Search code examples
cbisonyacclex

Getting invalid token to Bison parser from yylex


I have made lex/bison parser where I am using lex named token rules like: a {return Tok_A;} and yacc has declaration of this token: %token Tok_A then grammar follows. Everything works fine, if the string is right, it accepts. Now I try to make more general parser using directly the alphabet in lex. For some reason yacc gives me invalid token when I want to send "a" character:

//parser.l
%{
#include "parser4.tab.h"
%}

%%
[a-h]    {return *yytext;}
\n   {return 0;}  /* EOF */
%%

//parser.y
%{
   extern void yyerror(char *);
   extern int yylex(void);
   #define YYDEBUG 1 
 %}
 
%token a 

%%
S : a {printf("S->a");}
%%

int main(void)
{
#if YYDEBUG
  yydebug = 1;
#endif
    if(!yyparse())
        printf("End of input reached\n");
    return 0;
}

void yyerror (char *s)
{
  /* fprintf (stderr, "%s\n", s); */
  printf("Incorrect derivation!\n");
}

When I compile, start and give program input a, its output is:

Starting parse
Entering state 0
Stack now 0
Reading a token
a
Next token is token "invalid token" ()
Incorrect derivation!
Cleanup: discarding lookahead token "invalid token" ()
Stack now 0


I think the trick is in lex and the rule return yytext.
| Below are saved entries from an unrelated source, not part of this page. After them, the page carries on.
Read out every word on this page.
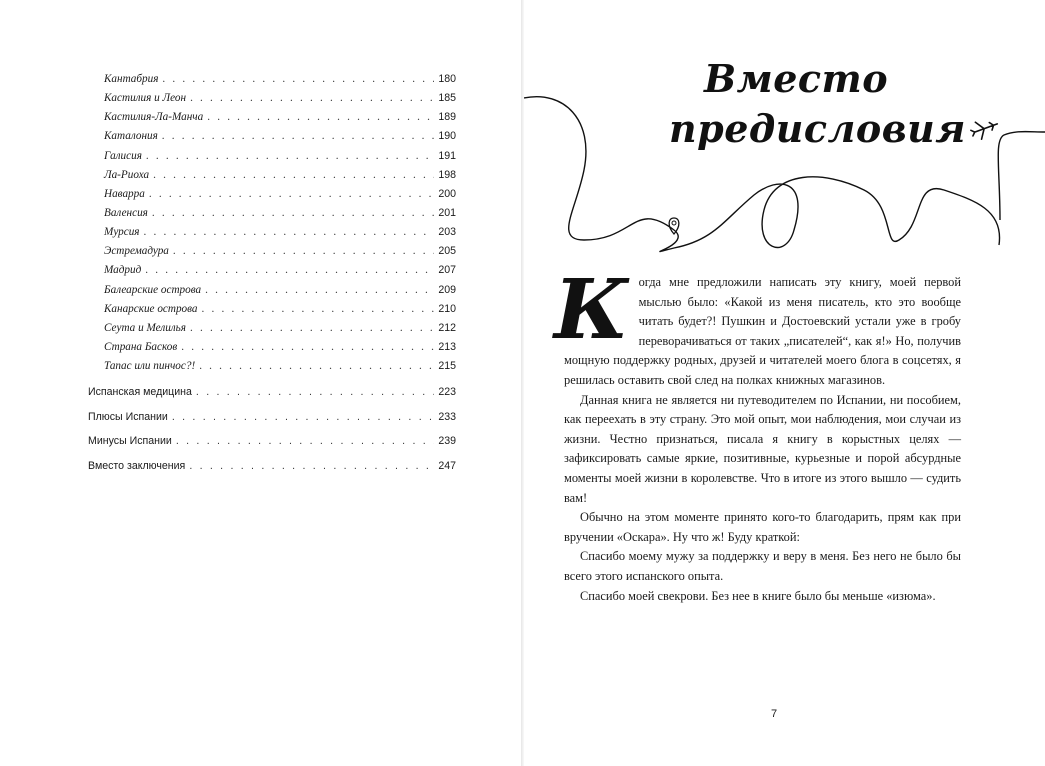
Кантабрия . . .	180
Кастилия и Леон . . .	185
Кастилия-Ла-Манча . . .	189
Каталония . . .	190
Галисия . . .	191
Ла-Риоха . . .	198
Наварра . . .	200
Валенсия . . .	201
Мурсия . . .	203
Эстремадура . . .	205
Мадрид . . .	207
Балеарские острова . . .	209
Канарские острова . . .	210
Сеута и Мелилья . . .	212
Страна Басков . . .	213
Тапас или пинчос?! . . .	215
Испанская медицина . . .	223
Плюсы Испании . . .	233
Минусы Испании . . .	239
Вместо заключения . . .	247
Вместо
предисловия

Когда мне предложили написать эту книгу, моей первой мыслью было: «Какой из меня писатель, кто это вообще читать будет?! Пушкин и Достоевский устали уже в гробу переворачиваться от таких „писателей“, как я!» Но, получив мощную поддержку родных, друзей и читателей моего блога в соцсетях, я решилась оставить свой след на полках книжных магазинов.

Данная книга не является ни путеводителем по Испании, ни пособием, как переехать в эту страну. Это мой опыт, мои наблюдения, мои случаи из жизни. Честно признаться, писала я книгу в корыстных целях — зафиксировать самые яркие, позитивные, курьезные и порой абсурдные моменты моей жизни в королевстве. Что в итоге из этого вышло — судить вам!

Обычно на этом моменте принято кого-то благодарить, прям как при вручении «Оскара». Ну что ж! Буду краткой:

Спасибо моему мужу за поддержку и веру в меня. Без него не было бы всего этого испанского опыта.

Спасибо моей свекрови. Без нее в книге было бы меньше «изюма».

7
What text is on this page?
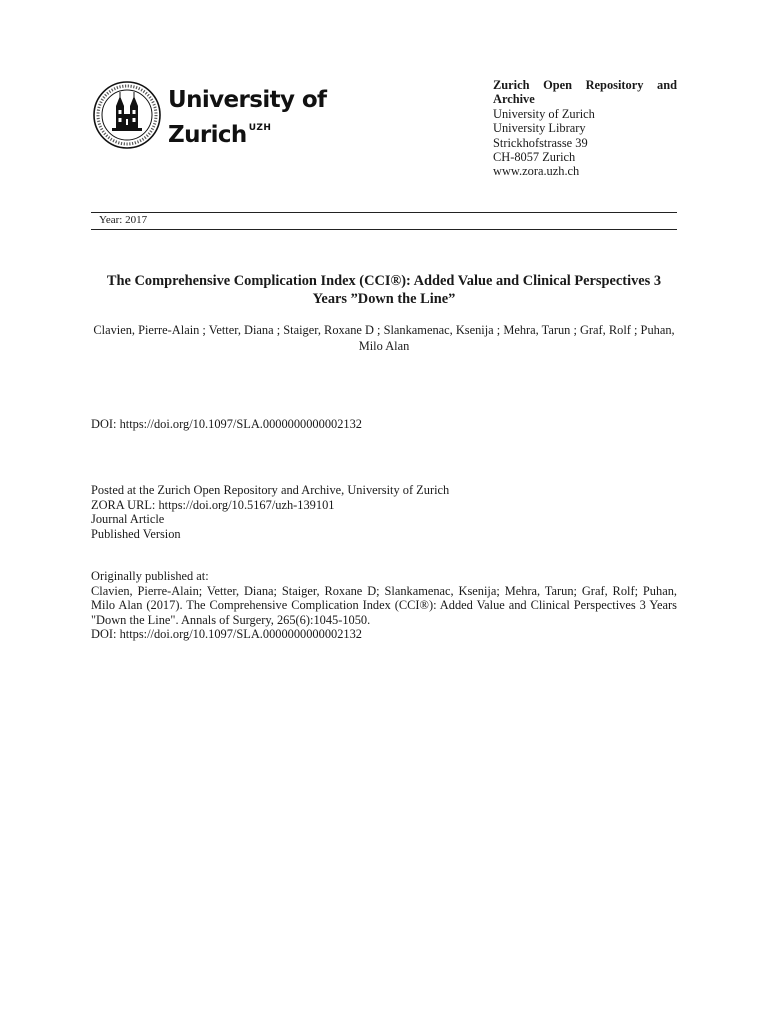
University of
Zurich $^{UZH}$
Zurich Open Repository and Archive
University of Zurich
University Library
Strickhofstrasse 39
CH-8057 Zurich
www.zora.uzh.ch
Year: 2017
The Comprehensive Complication Index (CCI®): Added Value and Clinical Perspectives 3 Years ”Down the Line”
Clavien, Pierre-Alain ; Vetter, Diana ; Staiger, Roxane D ; Slankamenac, Ksenija ; Mehra, Tarun ; Graf, Rolf ; Puhan, Milo Alan
DOI: https://doi.org/10.1097/SLA.0000000000002132
Posted at the Zurich Open Repository and Archive, University of Zurich
ZORA URL: https://doi.org/10.5167/uzh-139101
Journal Article
Published Version
Originally published at:
Clavien, Pierre-Alain; Vetter, Diana; Staiger, Roxane D; Slankamenac, Ksenija; Mehra, Tarun; Graf, Rolf; Puhan, Milo Alan (2017). The Comprehensive Complication Index (CCI®): Added Value and Clinical Perspectives 3 Years "Down the Line". Annals of Surgery, 265(6):1045-1050.
DOI: https://doi.org/10.1097/SLA.0000000000002132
If I understand it right, yacc and lex communicate through parser.tab.h. There are definitions for token translation int to token name. From int 257. 0-255 are used for classic characters. So should I somehow translate the token in lex to ASCII? I thought when lex sends directly the "a" char, bison/yacc would understand it.


Solution

  • When you declare %token a it defines a as a name for a token, which you could return from lex. But that is not the same as the character 'a'. If you want to use the character 'a' as a token in the grammar, you DON'T need to declare it, but you DO need single-quotes around it, as 'a' and not a

    In your case, change the yacc grammar to

    S : 'a' {printf("S->a");}
    

    and it will work